Charles Sheils was a remarkable individual who in many ways was of his time and yet ahead of his time. He was born in the County Down village of Killough, on November 8th, 1782.

The making of a merchant

Charles commenced work as an apprentice merchant and could be found in Dublin, London and even as far away as America.

On his return to Ireland he married a Miss Catherine Newton from Co. Tyrone and went to live and work in Liverpool as a general shipping and commission merchant. In 1819 he entered a trans-Atlantic partnership and his mercantile firm became very successful with premises in both Liverpool and New York. By 1829 they became one of the five largest mercantile firms in Liverpool and as a result amassed a large fortune.

Remaining in Liverpool until his retirement in 1851, he returned to Ireland and went to live in Killiney, Co. Dublin, having apparently amassed a very large fortune. Charles was a wise and shrewd investor with shares in Irish, English and American railway, hotel and bank stocks. These and his business fortune allowed him to be a very generous benefactor.

Mr and Mrs Sheils’ had no children and Charles died on 21st December, 1861, aged 79 and was buried in the family plot at St Ann’s Church, Killough.

Touched by Tragedy

A gentleman who acquired first-hand knowledge of the huge scale of individual human suffering and the social dislocation which the famine brought to Ireland and had been profoundly affected by the hardship and poverty endured by his fellow countrymen.

Charles had a very distinct social conscience and despite his wealth and status, he commentated openly on the evils of slavery and the deplorable condition of the Irish tenant farmer. This moved him profoundly and set in motion the generosity which led to the establishment of the charity, which has conferred, and is conferring, as far as it is able, as great benefits as probably any similar institution in the United Kingdom. The aims in establishing the charity were specifically to help people who had formerly enjoyed a standard of living and way of life which would have made the workhouse particularly difficult to bear.

Sadly Charles did not see his dream realised.

To carry out his charitable intentions he planned an elaborate scheme, embodied in his will. An Act of Parliament had to be created to establish the Charity which led to the building of five sets of Almshouses between 1867 and 1872, firstly at Killough, then successively at Carrickfergus, Dungannon, Armagh and Stillorgan.

Charles makes a will

It is worth getting a flavour of his intention by quoting from his Will:

“Wishing to rescue a few of the thousands of destitute persons scattered over almost all the towns and villages in Ireland, I propose building almshouses as far as the balance of my property will extend, first, to relieve as many as I can of those who from their former lives are entitled to a better provision in old age than the workhouse, and secondly, with the hope (should my scheme work as well as I expect it will do) that this little move may be followed by others, who even at this moment are anxious to assist the poor people, but find a difficulty in knowing how it can be accomplished.”

A remarkable stipulation

The really remarkable aspect of his project is his stipulation that:

“the inmates are, from time to time as vacancies occur, to be chosen without reference to religious creed from among the most deserving of such applicants”.

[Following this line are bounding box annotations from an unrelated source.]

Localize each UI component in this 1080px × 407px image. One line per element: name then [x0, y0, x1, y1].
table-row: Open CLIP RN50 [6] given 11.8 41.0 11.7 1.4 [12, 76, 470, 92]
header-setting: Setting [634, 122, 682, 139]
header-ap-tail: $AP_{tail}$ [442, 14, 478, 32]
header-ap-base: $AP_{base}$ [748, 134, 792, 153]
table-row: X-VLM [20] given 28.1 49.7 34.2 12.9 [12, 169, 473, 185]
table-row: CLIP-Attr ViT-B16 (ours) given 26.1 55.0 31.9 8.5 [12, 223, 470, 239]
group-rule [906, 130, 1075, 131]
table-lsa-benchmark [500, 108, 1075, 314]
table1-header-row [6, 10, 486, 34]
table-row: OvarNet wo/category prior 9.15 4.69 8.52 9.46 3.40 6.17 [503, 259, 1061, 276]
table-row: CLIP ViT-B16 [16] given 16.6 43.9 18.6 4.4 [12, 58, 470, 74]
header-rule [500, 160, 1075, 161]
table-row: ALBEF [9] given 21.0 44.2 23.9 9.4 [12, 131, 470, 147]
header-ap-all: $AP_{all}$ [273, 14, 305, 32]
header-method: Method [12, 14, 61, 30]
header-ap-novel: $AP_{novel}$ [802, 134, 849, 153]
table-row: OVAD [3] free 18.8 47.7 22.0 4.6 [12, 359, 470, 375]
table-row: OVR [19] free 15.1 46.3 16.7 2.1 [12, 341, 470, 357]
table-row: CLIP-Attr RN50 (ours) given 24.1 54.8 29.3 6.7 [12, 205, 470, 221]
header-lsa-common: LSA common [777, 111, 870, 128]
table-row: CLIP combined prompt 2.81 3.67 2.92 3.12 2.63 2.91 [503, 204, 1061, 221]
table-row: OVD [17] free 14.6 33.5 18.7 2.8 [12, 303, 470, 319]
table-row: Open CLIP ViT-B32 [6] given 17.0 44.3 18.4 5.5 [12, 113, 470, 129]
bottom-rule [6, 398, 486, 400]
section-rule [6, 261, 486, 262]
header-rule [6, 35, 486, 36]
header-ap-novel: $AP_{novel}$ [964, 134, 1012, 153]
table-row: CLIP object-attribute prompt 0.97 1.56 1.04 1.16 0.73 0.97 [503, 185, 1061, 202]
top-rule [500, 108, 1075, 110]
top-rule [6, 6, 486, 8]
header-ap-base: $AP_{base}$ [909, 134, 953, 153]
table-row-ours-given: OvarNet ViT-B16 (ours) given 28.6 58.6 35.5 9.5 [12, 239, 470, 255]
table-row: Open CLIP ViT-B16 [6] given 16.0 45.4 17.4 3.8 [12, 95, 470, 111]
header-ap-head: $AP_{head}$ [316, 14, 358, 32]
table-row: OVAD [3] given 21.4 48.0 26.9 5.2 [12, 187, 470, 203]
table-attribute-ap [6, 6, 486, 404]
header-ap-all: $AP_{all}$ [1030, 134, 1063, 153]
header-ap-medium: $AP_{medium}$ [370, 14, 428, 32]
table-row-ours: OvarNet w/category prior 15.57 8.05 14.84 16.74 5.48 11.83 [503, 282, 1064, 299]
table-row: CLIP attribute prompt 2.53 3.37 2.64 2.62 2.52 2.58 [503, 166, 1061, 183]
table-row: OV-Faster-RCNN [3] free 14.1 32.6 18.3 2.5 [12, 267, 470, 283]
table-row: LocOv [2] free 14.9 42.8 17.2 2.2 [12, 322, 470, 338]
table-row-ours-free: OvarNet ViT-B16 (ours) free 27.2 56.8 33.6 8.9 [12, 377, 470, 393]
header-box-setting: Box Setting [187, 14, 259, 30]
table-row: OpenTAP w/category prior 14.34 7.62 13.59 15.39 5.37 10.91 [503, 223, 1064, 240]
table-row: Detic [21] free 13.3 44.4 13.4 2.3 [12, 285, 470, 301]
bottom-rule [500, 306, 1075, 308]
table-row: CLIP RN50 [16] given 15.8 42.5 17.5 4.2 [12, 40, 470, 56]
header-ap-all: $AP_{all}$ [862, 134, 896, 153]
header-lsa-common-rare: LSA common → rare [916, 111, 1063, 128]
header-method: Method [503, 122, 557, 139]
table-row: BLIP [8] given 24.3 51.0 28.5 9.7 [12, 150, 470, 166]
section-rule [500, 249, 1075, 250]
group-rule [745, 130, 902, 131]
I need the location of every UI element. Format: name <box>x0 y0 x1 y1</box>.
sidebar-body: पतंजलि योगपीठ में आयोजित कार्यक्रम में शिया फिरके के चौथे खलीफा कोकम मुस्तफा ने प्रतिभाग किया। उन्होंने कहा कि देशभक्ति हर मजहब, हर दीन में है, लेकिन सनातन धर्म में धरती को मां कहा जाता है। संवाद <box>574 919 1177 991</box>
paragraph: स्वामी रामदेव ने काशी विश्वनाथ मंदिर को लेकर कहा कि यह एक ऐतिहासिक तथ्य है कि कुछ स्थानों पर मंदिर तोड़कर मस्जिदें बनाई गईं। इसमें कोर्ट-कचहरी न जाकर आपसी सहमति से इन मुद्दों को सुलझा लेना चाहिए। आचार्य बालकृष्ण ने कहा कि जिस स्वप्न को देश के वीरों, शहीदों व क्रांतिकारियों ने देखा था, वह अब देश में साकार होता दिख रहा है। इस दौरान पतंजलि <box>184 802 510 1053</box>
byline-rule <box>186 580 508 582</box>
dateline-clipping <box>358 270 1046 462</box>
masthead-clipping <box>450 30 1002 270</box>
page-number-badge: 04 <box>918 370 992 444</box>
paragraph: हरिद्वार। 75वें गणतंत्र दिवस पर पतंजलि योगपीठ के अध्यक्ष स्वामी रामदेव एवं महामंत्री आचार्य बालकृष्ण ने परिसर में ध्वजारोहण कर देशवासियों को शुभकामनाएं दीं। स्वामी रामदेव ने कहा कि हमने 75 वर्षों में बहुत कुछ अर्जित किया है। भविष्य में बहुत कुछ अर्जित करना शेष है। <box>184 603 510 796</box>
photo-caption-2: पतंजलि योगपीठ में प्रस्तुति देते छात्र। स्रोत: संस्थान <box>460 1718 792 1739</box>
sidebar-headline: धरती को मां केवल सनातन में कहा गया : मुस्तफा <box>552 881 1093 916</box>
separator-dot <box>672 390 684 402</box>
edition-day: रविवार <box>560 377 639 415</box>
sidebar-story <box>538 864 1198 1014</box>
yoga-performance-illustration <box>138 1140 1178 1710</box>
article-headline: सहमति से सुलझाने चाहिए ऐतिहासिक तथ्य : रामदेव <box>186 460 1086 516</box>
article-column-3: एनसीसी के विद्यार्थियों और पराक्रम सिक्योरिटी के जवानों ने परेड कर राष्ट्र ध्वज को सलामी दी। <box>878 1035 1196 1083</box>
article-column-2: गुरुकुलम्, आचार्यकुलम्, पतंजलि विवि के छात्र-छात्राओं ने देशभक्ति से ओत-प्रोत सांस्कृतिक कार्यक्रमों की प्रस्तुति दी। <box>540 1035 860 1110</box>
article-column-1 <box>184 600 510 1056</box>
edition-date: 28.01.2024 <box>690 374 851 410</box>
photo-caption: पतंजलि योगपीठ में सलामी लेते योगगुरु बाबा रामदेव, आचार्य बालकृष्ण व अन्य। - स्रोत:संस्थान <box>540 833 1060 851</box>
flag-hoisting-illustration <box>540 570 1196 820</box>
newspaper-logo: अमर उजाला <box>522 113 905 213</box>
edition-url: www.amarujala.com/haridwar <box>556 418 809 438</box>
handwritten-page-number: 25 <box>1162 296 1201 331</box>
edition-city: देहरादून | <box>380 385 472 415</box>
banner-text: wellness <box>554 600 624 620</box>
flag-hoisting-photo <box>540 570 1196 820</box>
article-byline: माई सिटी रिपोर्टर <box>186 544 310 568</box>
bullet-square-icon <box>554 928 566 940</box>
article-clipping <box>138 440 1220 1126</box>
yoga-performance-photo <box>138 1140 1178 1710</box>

He then specified that the local managers for the Killough houses should include the local clergy of the Anglican, Roman Catholic and Presbyterian churches, and that similar arrangements should exist elsewhere.

The next houses were built in Stillorgan, south of Dublin, Carrickfergus, Dungannon and Armagh.

There are today 126 houses.

A sense of place was important to Charles as he stated in 1843: “I am an Irishman, and though I have lived on this side of the Channel the greater part of my life, I am more Irish this day than the first moment I set foot in England.”

Charles' grave in St Ann's Church, Killough

Charles was ahead of his time and his vision was for an ecumenical charity which, despite the political and religious upheavals of the nineteenth and twentieth century in Ireland, continues in the form Charles set down in his bequest.

As a commentator posthumously observed of Charles’ charitable endeavours in 1869: “in his prosperity he recollected those who adversity marked out for its own”.